Jellystone Park Hiking
Jellystone Park™ campgrounds offer the best of both worlds, with modern amenities in natural surroundings. If you desire the great outdoors, hike on a wooded trail and teach your kids about trees, birds, and bugs. Many parks have hiking trails in or near the park, and our locations out west provide spectacular views!
- Estes Park, Colorado is located only 8 miles from Rocky Mountain National Park. Talk about beautiful scenery!
- Hike through Glacier Park near our location in Missoula, Montana ; there are more than 700 miles of trails that wind past hidden valleys and lakes.
- In Bagley, Wisconsin you can bike down a trail next to Boo Boo™ Creek, or hike along the Avalanche Trail.
- Walk alongside the water fowl habitat at Partridge Lake in Fremont, Wisconsin.
- Nestled at the edge of the beautiful Great Smoky Mountains National Park, the famous Maddron Bald/Albright Grove Trail head is just feet away from the Gatlinburg, Tennessee campground.
- Hiking trails in the beautiful Shenandoah Valley of Virginia and hunting in the adjoining Jefferson National Forest at our Natural Bridge, Virginia location is sure to appeal to the sportsman!
Here are a few pointers for day hiking:
It seems obvious, but it is never safe to hike alone or separate from your group. Accidents happen; therefore it’s a good idea for all hikers to carry a whistle. Three short blasts on a whistle are a sign of distress.
Teach children to “hug a tree” if they become lost. This means staying in one place so that rescue personnel can find them more easily. Also, tell children to answer if they hear someone calling their name in the woods.
Next, it’s important to plan ahead. Choose a trail that’s right for your family in distance and difficulty. Most government-run parks carry trail maps that rate trails on their level of difficulty – from easy to rugged. While hiking, stay on marked trails. Venturing into unmarked areas not only hurts the habitat, but increases your chance of getting lost.
Ensure that you are all dressed according to the weather, but that you have taken along protective wear in case of rain or cold. Good, sensible walking shoes and well-fitting socks are very important, as are hats. Make sure that everyone is wearing sunscreen and lip balm, even if it is cloudy.

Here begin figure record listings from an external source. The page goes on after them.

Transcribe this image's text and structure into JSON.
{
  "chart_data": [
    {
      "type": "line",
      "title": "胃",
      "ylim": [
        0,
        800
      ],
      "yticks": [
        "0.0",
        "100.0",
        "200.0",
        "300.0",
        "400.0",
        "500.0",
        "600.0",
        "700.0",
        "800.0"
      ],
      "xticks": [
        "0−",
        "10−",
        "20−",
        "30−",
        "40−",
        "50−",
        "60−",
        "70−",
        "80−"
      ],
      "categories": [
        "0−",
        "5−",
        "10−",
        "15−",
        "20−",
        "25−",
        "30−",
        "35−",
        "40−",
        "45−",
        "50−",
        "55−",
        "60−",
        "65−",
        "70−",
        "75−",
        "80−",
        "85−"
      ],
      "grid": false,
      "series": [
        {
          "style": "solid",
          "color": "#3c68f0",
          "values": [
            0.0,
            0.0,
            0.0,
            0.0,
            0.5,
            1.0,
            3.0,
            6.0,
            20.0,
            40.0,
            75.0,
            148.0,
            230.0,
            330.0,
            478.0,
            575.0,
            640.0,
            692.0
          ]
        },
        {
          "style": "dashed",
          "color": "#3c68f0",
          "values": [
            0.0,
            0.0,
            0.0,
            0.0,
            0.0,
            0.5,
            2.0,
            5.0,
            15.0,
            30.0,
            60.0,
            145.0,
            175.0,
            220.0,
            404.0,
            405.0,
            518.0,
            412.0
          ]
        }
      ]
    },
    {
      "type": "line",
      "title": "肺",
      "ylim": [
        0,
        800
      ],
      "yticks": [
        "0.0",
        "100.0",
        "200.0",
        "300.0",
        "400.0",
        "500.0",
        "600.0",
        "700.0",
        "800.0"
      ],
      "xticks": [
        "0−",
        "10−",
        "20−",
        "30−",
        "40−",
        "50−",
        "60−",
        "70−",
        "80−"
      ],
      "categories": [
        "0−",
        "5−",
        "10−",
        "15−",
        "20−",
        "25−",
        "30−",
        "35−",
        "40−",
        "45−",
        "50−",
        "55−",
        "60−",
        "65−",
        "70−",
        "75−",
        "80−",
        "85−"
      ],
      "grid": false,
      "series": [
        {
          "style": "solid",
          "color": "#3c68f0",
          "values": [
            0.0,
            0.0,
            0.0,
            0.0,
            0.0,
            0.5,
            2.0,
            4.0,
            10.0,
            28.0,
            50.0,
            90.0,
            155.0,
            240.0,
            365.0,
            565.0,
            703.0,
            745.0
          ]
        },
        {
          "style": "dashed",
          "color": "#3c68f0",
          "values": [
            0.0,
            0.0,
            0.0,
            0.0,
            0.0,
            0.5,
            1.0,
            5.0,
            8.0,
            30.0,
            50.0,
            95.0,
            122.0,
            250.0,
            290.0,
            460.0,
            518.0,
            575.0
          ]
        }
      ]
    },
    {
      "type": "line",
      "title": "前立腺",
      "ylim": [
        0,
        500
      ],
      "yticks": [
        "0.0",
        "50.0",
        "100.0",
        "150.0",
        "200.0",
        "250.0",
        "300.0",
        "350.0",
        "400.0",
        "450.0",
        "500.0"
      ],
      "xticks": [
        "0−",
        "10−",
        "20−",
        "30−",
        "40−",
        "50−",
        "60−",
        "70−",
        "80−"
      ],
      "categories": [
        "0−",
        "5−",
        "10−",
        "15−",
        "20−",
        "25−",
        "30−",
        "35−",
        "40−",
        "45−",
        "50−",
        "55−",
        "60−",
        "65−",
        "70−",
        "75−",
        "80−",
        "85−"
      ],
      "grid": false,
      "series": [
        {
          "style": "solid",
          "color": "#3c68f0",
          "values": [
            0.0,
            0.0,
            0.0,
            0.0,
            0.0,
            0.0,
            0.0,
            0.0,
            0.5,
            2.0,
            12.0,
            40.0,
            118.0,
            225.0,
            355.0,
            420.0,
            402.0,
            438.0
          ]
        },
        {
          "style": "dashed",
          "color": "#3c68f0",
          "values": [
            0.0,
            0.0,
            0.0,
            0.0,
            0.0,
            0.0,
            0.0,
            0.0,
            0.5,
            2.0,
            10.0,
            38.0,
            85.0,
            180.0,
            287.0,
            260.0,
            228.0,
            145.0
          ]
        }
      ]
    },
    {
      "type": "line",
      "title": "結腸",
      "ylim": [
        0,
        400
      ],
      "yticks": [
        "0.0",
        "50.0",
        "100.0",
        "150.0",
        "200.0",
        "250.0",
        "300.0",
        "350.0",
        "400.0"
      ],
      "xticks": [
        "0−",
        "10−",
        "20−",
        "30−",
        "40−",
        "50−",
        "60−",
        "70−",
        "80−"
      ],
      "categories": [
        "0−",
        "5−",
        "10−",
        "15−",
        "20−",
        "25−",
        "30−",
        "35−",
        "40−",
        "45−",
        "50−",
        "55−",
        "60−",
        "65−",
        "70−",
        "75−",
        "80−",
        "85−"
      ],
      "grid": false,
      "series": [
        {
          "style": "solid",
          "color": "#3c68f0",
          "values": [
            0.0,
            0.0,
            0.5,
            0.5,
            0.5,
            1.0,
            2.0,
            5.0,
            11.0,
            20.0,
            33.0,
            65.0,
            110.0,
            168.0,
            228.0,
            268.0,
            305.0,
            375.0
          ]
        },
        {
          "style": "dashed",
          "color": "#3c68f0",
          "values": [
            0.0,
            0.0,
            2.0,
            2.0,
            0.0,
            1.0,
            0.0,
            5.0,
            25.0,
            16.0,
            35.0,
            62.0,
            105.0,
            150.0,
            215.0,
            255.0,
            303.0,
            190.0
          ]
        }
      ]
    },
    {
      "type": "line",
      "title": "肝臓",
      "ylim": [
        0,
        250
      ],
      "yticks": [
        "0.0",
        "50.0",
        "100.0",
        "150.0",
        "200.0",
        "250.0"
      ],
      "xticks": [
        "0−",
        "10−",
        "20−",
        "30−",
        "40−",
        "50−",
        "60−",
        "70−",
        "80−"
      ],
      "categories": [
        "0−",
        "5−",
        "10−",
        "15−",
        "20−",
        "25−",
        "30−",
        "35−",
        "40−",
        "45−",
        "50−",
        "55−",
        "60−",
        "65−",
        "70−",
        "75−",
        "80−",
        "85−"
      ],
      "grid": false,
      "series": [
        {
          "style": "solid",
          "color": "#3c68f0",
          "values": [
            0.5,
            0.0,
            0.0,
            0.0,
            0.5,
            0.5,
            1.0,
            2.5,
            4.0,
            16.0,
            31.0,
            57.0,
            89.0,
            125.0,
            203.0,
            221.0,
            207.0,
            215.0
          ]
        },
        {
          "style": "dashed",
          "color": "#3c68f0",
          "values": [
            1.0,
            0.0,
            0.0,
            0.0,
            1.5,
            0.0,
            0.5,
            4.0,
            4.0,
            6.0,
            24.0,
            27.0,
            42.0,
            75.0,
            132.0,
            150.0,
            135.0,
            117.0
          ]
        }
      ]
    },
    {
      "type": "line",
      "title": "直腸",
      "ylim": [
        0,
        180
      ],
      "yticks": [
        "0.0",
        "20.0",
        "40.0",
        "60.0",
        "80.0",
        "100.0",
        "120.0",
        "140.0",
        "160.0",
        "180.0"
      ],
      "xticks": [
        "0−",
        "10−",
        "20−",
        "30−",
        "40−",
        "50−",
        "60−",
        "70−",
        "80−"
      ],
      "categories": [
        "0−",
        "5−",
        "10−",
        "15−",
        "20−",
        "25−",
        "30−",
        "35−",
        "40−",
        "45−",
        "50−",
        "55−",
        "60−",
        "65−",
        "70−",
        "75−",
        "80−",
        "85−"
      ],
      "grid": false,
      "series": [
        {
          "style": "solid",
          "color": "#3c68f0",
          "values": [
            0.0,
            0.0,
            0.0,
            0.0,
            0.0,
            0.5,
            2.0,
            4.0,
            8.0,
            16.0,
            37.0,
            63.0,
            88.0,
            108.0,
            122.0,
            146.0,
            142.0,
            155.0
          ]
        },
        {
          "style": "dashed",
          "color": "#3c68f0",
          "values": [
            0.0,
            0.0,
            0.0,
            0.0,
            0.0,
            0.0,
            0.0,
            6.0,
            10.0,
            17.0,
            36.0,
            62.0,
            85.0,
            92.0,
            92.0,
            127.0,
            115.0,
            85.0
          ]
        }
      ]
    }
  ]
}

Each member of your hiking party should carry water, and if you plan on a long hike, take a water purifier or filter. Don’t forget a basic first aid kit, which should include some bandages and gauze; a pair of scissors and some antiseptic lotion; pain reliever and antacid, as well as any prescribed medication. Encourage everyone, especially the children, to keep hydrated. Each person should also carry emergency rations in the form of energy bars or trail mix.
Don’t set goals that are unrealistic, especially if there are new hikers or children in the group. Rest frequently and be prepared to stop or turn back should it be evident that one of your group needs a break.
Along the way, it’s fun to identify trees, flowers, birds and animal tracks. Pick up a guide from your local library or bookstore to help your family spot the plant and animal life.
Ultimately, hiking is not about going the furthest or the fastest. It’s about getting outdoors and making memories!
Many of our parks offer nature walks or biking paths through beautiful trees or around ponds and lakes, so put on your hiking boots, pack some trail mix, and breathe in fresh air!